Morrow eases alcohol restrictions on Olde Town

By Joel Hall


After a vote this week by the Morrow City Council, adults attending the Thanksgiving-weekend opening of Olde Town Morrow will be able to enjoy alcoholic beverages while on the premises, according to city officials. The city has also eased several of it's alcohol ordinances, city-wide, in an effort to attract new businesses.

On Tuesday, the council voted unanimously to amend the city's Alcoholic Beverage Code, establishing Olde Town Morrow as an entertainment district, and allowing the sale and consumption of alcohol anywhere on the premises. The amendments also change the city's fifty-fifty, alcohol-to-food ratio requirement for bars and restaurants, to 60 percent alcohol, 40 percent food.

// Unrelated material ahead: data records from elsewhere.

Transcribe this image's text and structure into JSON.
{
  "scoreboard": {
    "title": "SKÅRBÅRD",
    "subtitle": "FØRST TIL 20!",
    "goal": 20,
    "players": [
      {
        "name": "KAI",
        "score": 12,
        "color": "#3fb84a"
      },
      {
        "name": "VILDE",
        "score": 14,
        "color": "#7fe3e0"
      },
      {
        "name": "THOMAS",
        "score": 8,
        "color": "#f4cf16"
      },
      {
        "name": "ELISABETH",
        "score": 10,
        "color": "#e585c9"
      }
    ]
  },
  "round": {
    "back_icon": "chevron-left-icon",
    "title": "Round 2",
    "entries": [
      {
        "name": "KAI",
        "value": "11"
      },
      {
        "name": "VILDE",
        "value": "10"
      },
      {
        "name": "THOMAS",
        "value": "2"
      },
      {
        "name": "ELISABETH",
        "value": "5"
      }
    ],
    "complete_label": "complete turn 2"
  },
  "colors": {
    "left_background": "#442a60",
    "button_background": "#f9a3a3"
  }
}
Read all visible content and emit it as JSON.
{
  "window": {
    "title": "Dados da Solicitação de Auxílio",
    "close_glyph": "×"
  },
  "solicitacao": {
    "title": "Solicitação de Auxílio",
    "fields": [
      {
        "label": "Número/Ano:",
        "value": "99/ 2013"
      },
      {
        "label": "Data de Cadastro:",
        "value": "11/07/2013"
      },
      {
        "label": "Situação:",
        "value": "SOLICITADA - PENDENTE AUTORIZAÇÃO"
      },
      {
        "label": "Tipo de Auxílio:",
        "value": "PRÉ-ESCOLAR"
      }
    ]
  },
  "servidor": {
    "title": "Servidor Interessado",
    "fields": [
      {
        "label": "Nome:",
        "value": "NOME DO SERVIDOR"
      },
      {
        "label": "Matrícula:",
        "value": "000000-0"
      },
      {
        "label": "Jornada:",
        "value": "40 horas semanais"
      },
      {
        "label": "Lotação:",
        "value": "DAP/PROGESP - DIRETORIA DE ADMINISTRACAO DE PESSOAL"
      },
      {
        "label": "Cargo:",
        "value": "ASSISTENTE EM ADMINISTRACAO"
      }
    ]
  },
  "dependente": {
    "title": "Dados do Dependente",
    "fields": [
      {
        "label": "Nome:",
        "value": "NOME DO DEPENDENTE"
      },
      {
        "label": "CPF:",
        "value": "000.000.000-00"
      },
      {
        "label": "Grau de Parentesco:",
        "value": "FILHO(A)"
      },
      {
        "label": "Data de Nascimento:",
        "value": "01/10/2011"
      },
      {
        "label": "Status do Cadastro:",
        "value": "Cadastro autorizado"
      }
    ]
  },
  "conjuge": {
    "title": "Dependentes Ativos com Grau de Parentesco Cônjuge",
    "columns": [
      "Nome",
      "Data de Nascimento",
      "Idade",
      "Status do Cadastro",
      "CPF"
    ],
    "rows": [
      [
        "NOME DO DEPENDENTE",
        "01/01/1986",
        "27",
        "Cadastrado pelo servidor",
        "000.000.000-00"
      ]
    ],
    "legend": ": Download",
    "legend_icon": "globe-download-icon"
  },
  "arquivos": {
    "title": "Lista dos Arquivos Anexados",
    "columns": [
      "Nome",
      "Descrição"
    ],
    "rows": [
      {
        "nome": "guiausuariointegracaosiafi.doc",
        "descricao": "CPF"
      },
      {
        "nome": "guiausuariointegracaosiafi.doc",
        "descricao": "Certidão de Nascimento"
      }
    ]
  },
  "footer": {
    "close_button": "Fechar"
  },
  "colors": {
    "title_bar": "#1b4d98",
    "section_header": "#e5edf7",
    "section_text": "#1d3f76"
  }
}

Businesses within Olde Town Morrow will be exempt from the ratio rule on every day except Sunday.

In addition, the changes allow any new business owner obtaining an initial acohol license in excess of $3,000 to do so in quarterly installments, rather than in one lump sum.

Annual license fees for full-bar establishments is $5,000 and $2,500 for establishments selling just beer and wine, according to Morrow City Manager Jeff Eady.

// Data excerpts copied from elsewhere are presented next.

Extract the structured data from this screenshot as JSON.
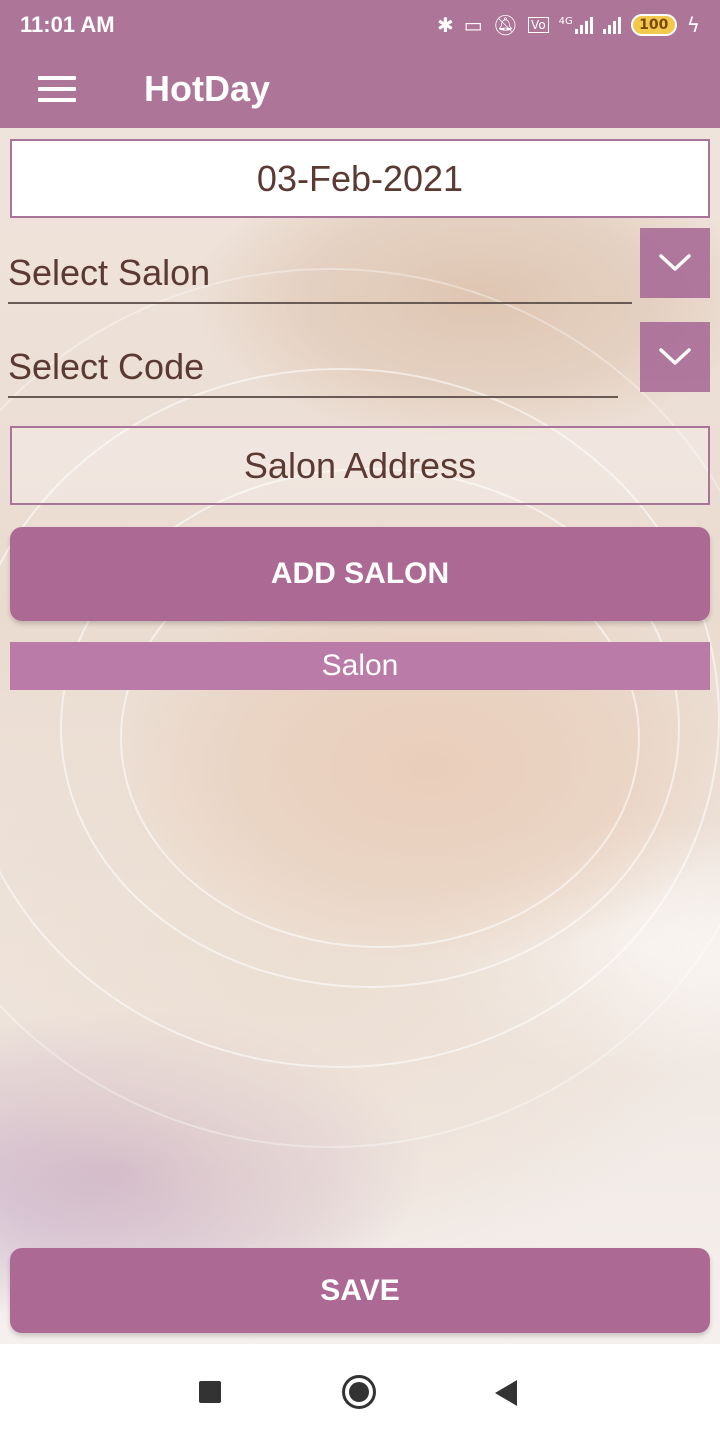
{
  "status_bar": {
    "time": "11:01 AM",
    "battery": "100",
    "network_label": "4G"
  },
  "app_bar": {
    "title": "HotDay",
    "menu_icon": "hamburger-menu-icon"
  },
  "form": {
    "date_value": "03-Feb-2021",
    "select_salon_placeholder": "Select Salon",
    "select_code_placeholder": "Select Code",
    "salon_address_placeholder": "Salon Address",
    "add_salon_label": "ADD SALON",
    "salon_list_header": "Salon",
    "save_label": "SAVE"
  },
  "colors": {
    "accent": "#ad7598",
    "button": "#ac6994",
    "list_header": "#bb7ba9",
    "text": "#5a3a32"
  },
  "navigation_bar": {
    "icons": [
      "recents-square-icon",
      "home-circle-icon",
      "back-triangle-icon"
    ]
  }
}
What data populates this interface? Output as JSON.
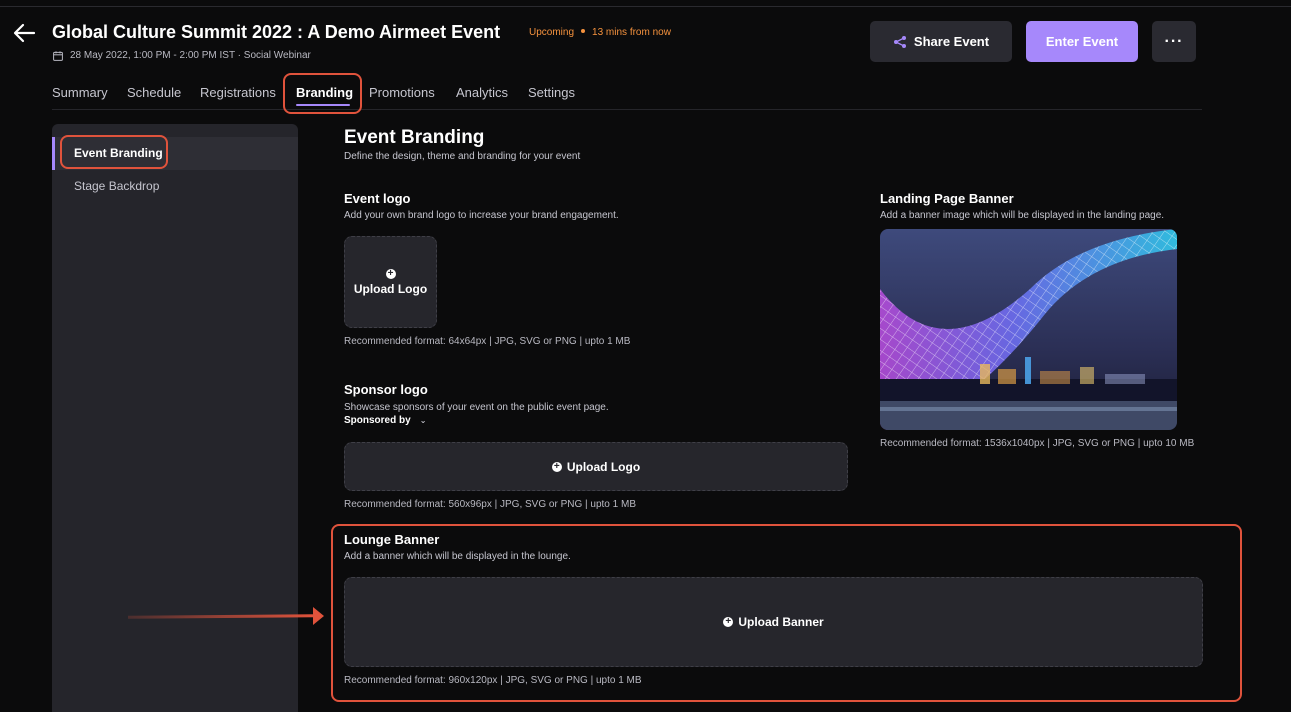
{
  "header": {
    "title": "Global Culture Summit 2022 : A Demo Airmeet Event",
    "status": "Upcoming",
    "time_until": "13 mins from now",
    "meta": "28 May 2022, 1:00 PM - 2:00 PM IST · Social Webinar",
    "share_label": "Share Event",
    "enter_label": "Enter Event",
    "more_label": "···"
  },
  "tabs": [
    "Summary",
    "Schedule",
    "Registrations",
    "Branding",
    "Promotions",
    "Analytics",
    "Settings"
  ],
  "active_tab": "Branding",
  "sidebar": {
    "items": [
      "Event Branding",
      "Stage Backdrop"
    ],
    "active": "Event Branding"
  },
  "main": {
    "title": "Event Branding",
    "subtitle": "Define the design, theme and branding for your event",
    "event_logo": {
      "title": "Event logo",
      "desc": "Add your own brand logo to increase your brand engagement.",
      "upload_label": "Upload Logo",
      "format": "Recommended format: 64x64px | JPG, SVG or PNG | upto 1 MB"
    },
    "landing_banner": {
      "title": "Landing Page Banner",
      "desc": "Add a banner image which will be displayed in the landing page.",
      "format": "Recommended format: 1536x1040px | JPG, SVG or PNG | upto 10 MB"
    },
    "sponsor_logo": {
      "title": "Sponsor logo",
      "desc": "Showcase sponsors of your event on the public event page.",
      "sponsored_by": "Sponsored by",
      "upload_label": "Upload Logo",
      "format": "Recommended format: 560x96px | JPG, SVG or PNG | upto 1 MB"
    },
    "lounge_banner": {
      "title": "Lounge Banner",
      "desc": "Add a banner which will be displayed in the lounge.",
      "upload_label": "Upload Banner",
      "format": "Recommended format: 960x120px | JPG, SVG or PNG | upto 1 MB"
    }
  },
  "colors": {
    "accent": "#a688fb",
    "status": "#f5923e",
    "annotation": "#e0533c",
    "background": "#0b0b0c",
    "panel": "#25252b"
  },
  "icons": [
    "back-arrow-icon",
    "calendar-icon",
    "share-icon",
    "more-icon",
    "plus-circle-icon",
    "chevron-down-icon"
  ]
}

According to Eady, the time period in which businesses can sell alcohol within the Olde Town Morrow district will remain the same as businesses outside the district. However, he believes the changes to the code will provide incentives for businesses in, and outside, Olde Town Morrow.

"It [the alcohol-to-beverage ratio] used to be fifty-fifty, but now it is sixty-fourty," Eady said. "The profit margin on alcohol is a little more than food itself. It allows the business operator and the chain operator to make a little more profit. We hope it will entice some businesses to move inside the city limits of Morrow, knowing that the food-to-alcohol ratio is not split evenly in half.

"This also allows those businesses to pay that $5,000 [alcohol license fee] in quarterly installments, instead of in one, lump sum," Eady said. "It's another incentive, and it will help the small business owners. They can serve alcohol up to 1:55 a.m. Every bar, however, must have a working kitchen and cook."

Morrow City Clerk Evyonne Browning said that within the Olde Town Morrow district, adults over the age of 21 will be able to walk freely around the property with alcoholic beverages. To monitor alcohol consumption, all drinks sold within the district will be served in the same, distinguishable containers, she said.

"All the places that sell alcohol will have the same kind of cups, as opposed to someone walking around with their own bottle of wine or container," Browning said. "It's kind of how like they have it in Savannah. They will have certain bottles they give out ... If police see somebody with just a glass of wine, they will know that they didn't purchase there."

Browning said easing restrictions in Olde Town Morrow will allow for businesses, such as wine bars, that serve little food. "They are just trying to bring in a variety of people and not be so strict with them," she said.

Eady said the city is still working on a design for the cups. He said a "Friendship Force" of unarmed monitors will be assigned to patrol Olde Town Morrow to ensure alcohol is consumed in designated cups, and doesn't enter, or leave, the district.

"There will be a Friendship Force," Eady said. "They will not have any arrest powers or weapons of any sorts. They will have communication with the Morrow Police, if there is any kind of problem. It is not our intent to have a full cup of alcohol leave the premises."